As I’m finishing the article in tears, my thoughts flash back to a hearing I attended the other day. It concerned new regulations for Harvey Milk and Jane Warner plazas in the Castro where I live. Our local supervisor wants to restrict sleeping, pitching a tent, having a shopping cart or sitting on a moveable chair (after 9pm), measures obviously aimed at driving the homeless out of the plazas.

 

Among those homeless are many queer youth who have fled here, as they have since the late 60s, for refuge from awful homophobic situations back home.
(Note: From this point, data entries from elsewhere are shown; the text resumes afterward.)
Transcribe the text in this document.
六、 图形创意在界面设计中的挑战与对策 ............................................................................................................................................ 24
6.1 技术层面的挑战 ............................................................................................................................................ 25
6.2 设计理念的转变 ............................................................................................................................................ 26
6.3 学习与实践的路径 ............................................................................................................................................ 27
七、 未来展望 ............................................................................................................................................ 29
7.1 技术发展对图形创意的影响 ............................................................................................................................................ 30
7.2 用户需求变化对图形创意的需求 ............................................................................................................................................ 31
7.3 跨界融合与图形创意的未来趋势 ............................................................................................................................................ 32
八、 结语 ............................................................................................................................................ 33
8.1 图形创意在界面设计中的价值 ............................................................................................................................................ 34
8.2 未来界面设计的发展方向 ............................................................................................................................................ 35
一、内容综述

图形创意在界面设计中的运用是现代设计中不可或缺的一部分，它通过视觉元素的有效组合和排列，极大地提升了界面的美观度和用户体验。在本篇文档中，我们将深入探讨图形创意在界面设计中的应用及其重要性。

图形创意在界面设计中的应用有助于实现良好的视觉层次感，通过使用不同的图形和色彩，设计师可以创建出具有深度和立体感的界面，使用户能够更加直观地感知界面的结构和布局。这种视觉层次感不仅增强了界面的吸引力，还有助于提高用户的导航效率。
What they find when they get here is not a welcome mat, but high rents, minimum wage jobs and no sympathy from the very community that they came to be a part of.

 

At the hearing, a woman who lives in one of the condos near Milk Plaza testified that she is tired of the noise and the sight of the homeless in the Castro. Obviously if she lives in a condo at Castro and Market, she’s not hurting financially. She must have a decent job to support her mortgage payments.

 

Thinking about her complaints after reading Mercado’s story of life on the streets with three small children, I admit that I didn’t have charitable thoughts about that woman. How can she complain about a little partying in a neighborhood known for its 24-hour partying or the sight of homeless people when she has a very expensive roof over her head? 

 

When she looks at the homeless, does she see Daniela Mercado and her three kids? Does she understand that it’s been 30 years of bad social policy since Ronald Reagan was president that is responsible for so much homelessness in America? Not to mention the bad choices that San Francisco mayors from Willie Brown to the present occupant of room 200 have made.

 

When do people like that blonde woman from the condo realize that the homeless are not the enemy, and that all the energy she spends complaining about those who sleep outside her expensive condo could be used to advocate for housing for women such as Mercado?

 

Thanks to the efforts of condo owners, merchants and others in the neighborhood, the new regulations for Milk Plaza will no doubt pass the Board of Supervisors next week and people such as Mercado will be fined for falling asleep on a bench. Unable to pay the fines, they’ll end up with a bench warrant that will hinder their efforts to get housing because it’s considered a “criminal record” by housing providers.  

 

America the beautiful just gets uglier every day.